News
Students Lead Design Workshop at Waterfront Conference
Photos and story by Yuriko Jewett UD ’18
The Spitzer School was well represented at the Waterfront Alliance’s 2018 Waterfront Conference—Cities on the Edge on Tuesday, May 8, onboard the Hornblower Infinity at Pier 40 in Hudson River Park. Master of Landscape Architecture students Anna Ceraulo-Jalazo, Babbie Dunnington, Hana Georg, Robynne Heymans, and Rujuta Naringrekar conducted a hands-on, interactive workshop, “Crowd-sourcing Resilience,” using a light table, colored pens, and trace paper. Yuriko Jewett from the Graduate Urban Design Program attended as one of this year’s NYCEDC Waterfront Scholars.

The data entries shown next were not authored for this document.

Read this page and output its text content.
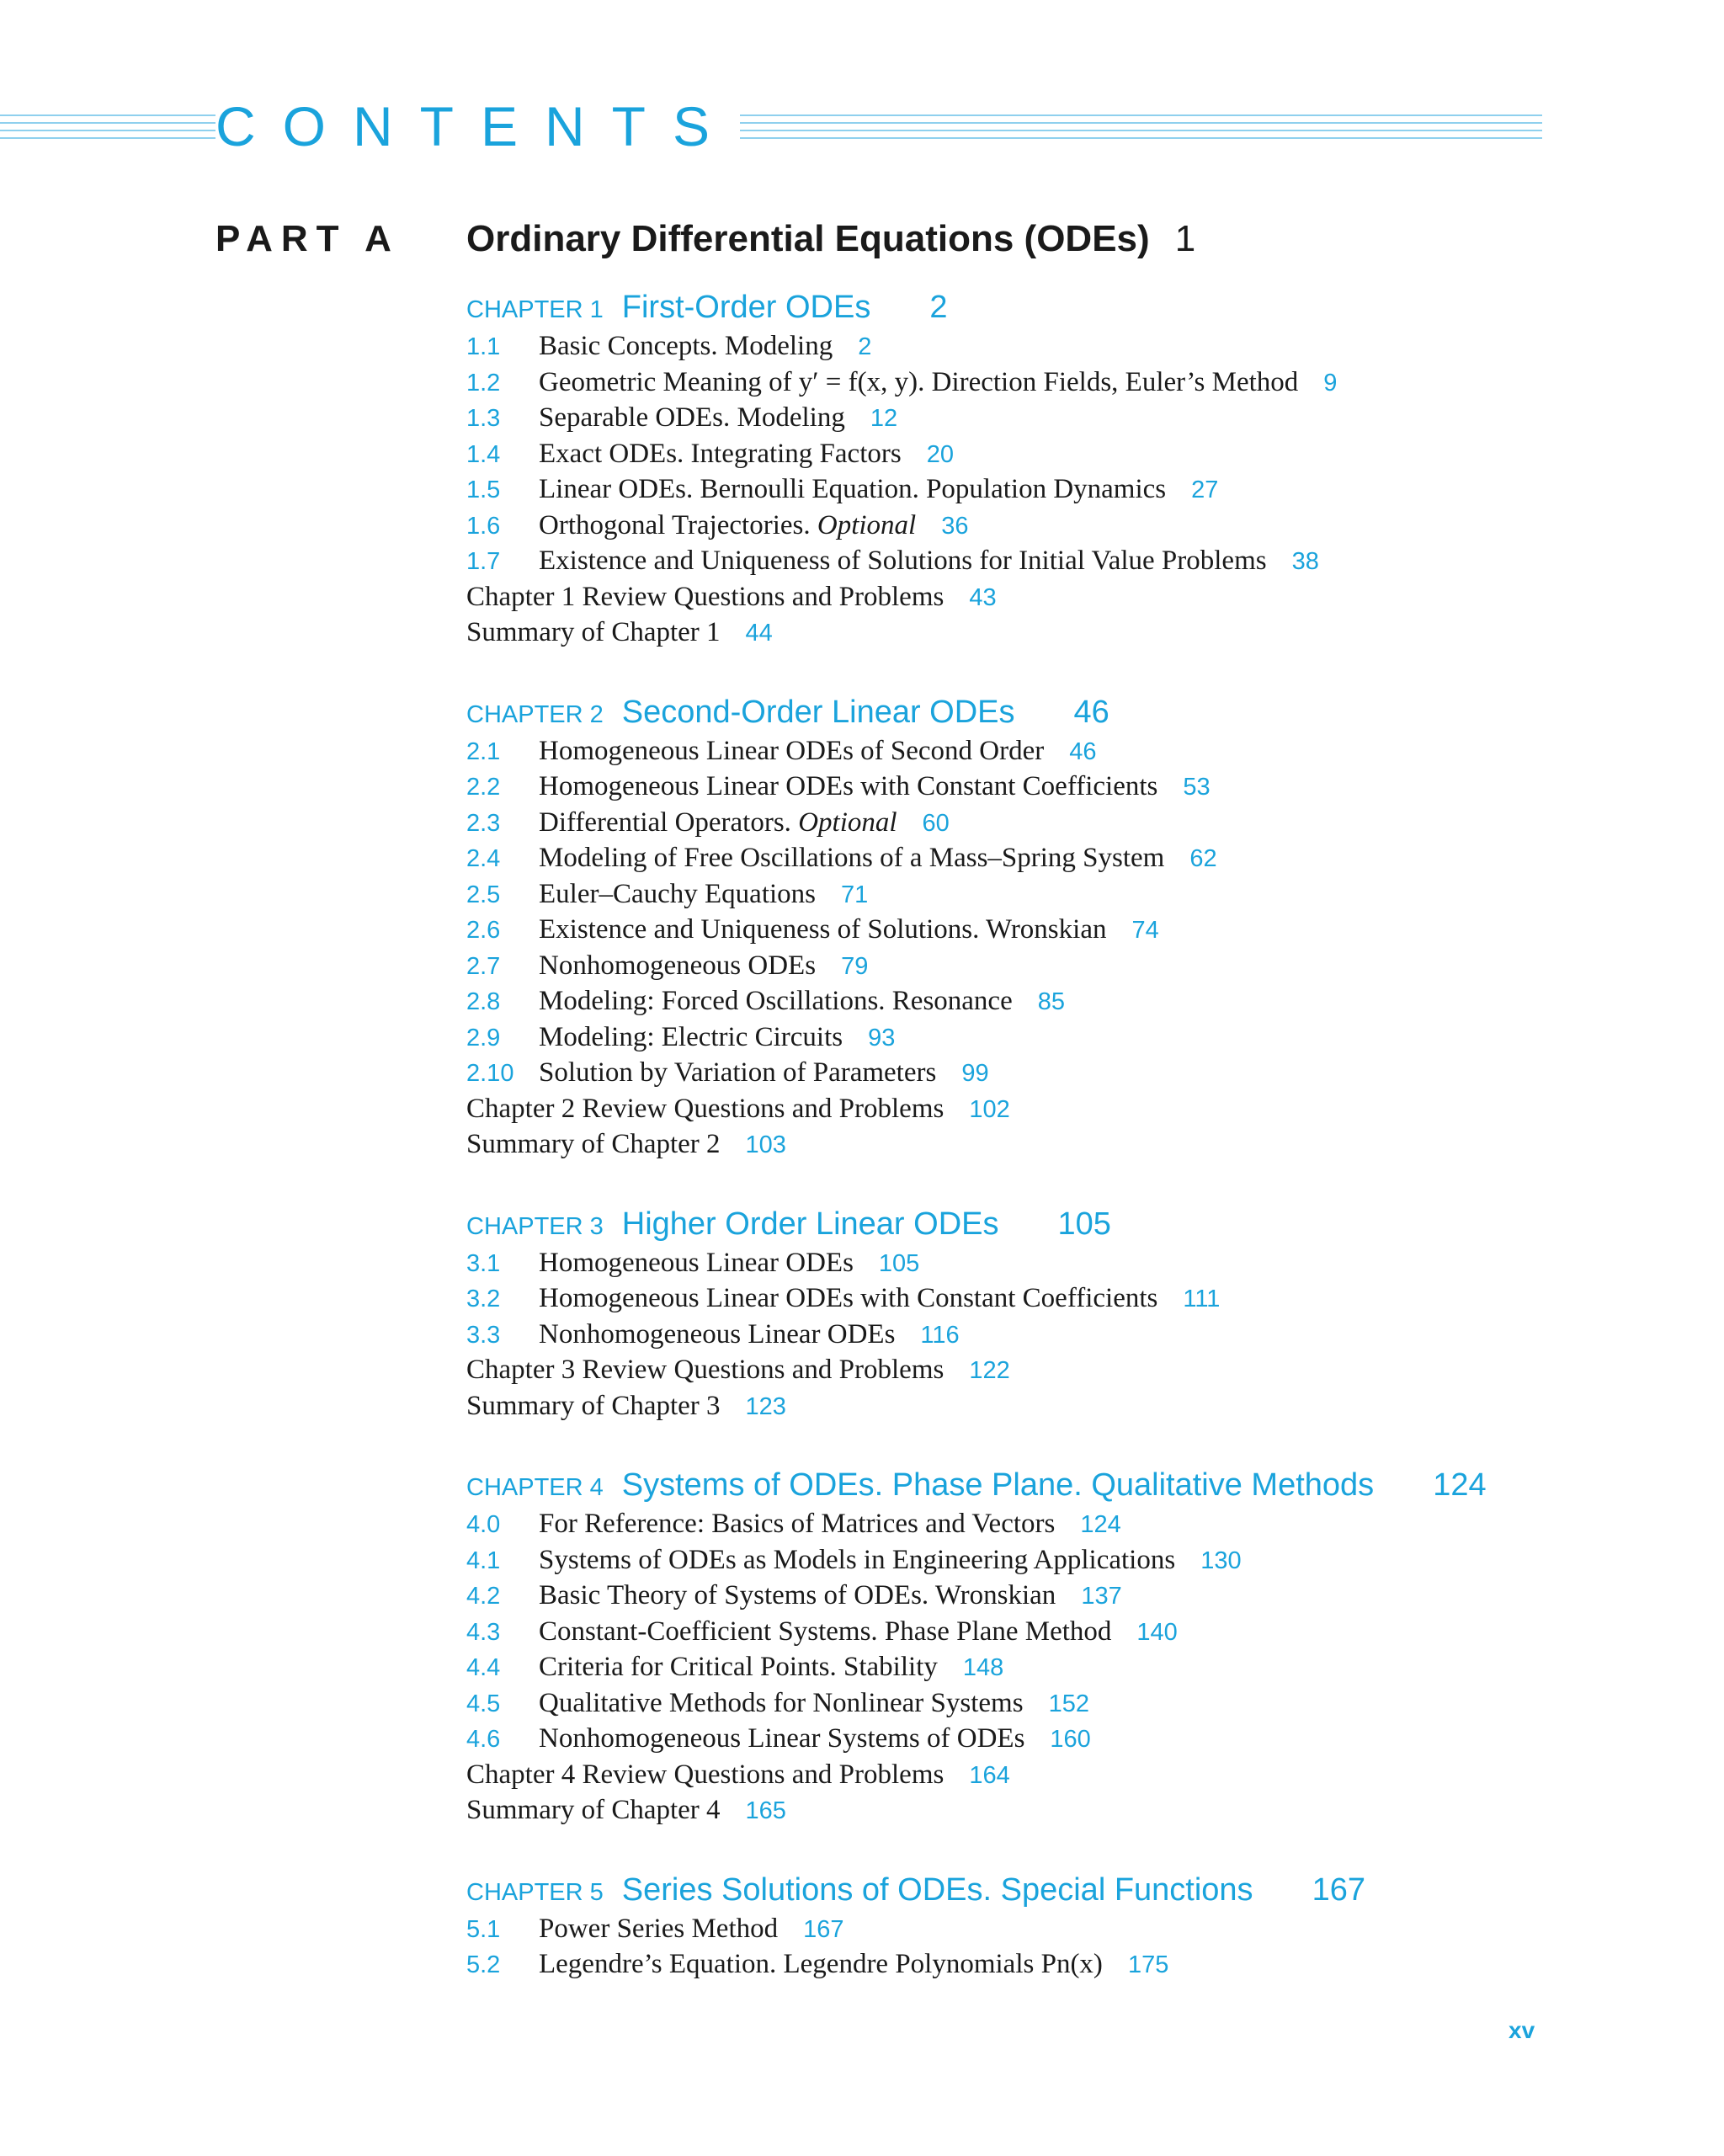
CONTENTS
PART A Ordinary Differential Equations (ODEs) 1
CHAPTER 1 First-Order ODEs 2
1.1 Basic Concepts. Modeling 2
1.2 Geometric Meaning of y′ = f(x, y). Direction Fields, Euler’s Method 9
1.3 Separable ODEs. Modeling 12
1.4 Exact ODEs. Integrating Factors 20
1.5 Linear ODEs. Bernoulli Equation. Population Dynamics 27
1.6 Orthogonal Trajectories. Optional 36
1.7 Existence and Uniqueness of Solutions for Initial Value Problems 38
Chapter 1 Review Questions and Problems 43
Summary of Chapter 1 44
CHAPTER 2 Second-Order Linear ODEs 46
2.1 Homogeneous Linear ODEs of Second Order 46
2.2 Homogeneous Linear ODEs with Constant Coefficients 53
2.3 Differential Operators. Optional 60
2.4 Modeling of Free Oscillations of a Mass–Spring System 62
2.5 Euler–Cauchy Equations 71
2.6 Existence and Uniqueness of Solutions. Wronskian 74
2.7 Nonhomogeneous ODEs 79
2.8 Modeling: Forced Oscillations. Resonance 85
2.9 Modeling: Electric Circuits 93
2.10 Solution by Variation of Parameters 99
Chapter 2 Review Questions and Problems 102
Summary of Chapter 2 103
CHAPTER 3 Higher Order Linear ODEs 105
3.1 Homogeneous Linear ODEs 105
3.2 Homogeneous Linear ODEs with Constant Coefficients 111
3.3 Nonhomogeneous Linear ODEs 116
Chapter 3 Review Questions and Problems 122
Summary of Chapter 3 123
CHAPTER 4 Systems of ODEs. Phase Plane. Qualitative Methods 124
4.0 For Reference: Basics of Matrices and Vectors 124
4.1 Systems of ODEs as Models in Engineering Applications 130
4.2 Basic Theory of Systems of ODEs. Wronskian 137
4.3 Constant-Coefficient Systems. Phase Plane Method 140
4.4 Criteria for Critical Points. Stability 148
4.5 Qualitative Methods for Nonlinear Systems 152
4.6 Nonhomogeneous Linear Systems of ODEs 160
Chapter 4 Review Questions and Problems 164
Summary of Chapter 4 165
CHAPTER 5 Series Solutions of ODEs. Special Functions 167
5.1 Power Series Method 167
5.2 Legendre’s Equation. Legendre Polynomials Pn(x) 175
xv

Conference participants visited the light table throughout the day. A base map of the New York City waterfront featuring flooding, storm-surge, sea-level rise, and social- and economic-vulnerability layers was provided, giving participants the opportunity to imagine design solutions for environmental justice by incorporating resiliency planning efforts. Attendees, professionals, and advocates representing various disciplines and communities let the ideas flow and worked together to explore design solutions.
At the end of the day, the MLA students reported the results. The basic consensus? More green!
The day-long Waterfront Conference explored how local and municipal leaders in coastal cities are leading the response to adapting to climate change, including examples from New York,Houston, Philadelphia, Washington DC, Boston, Baltimore, and Los Angeles. The design workshop built on the Rising Urbanists conference the students hosted in April.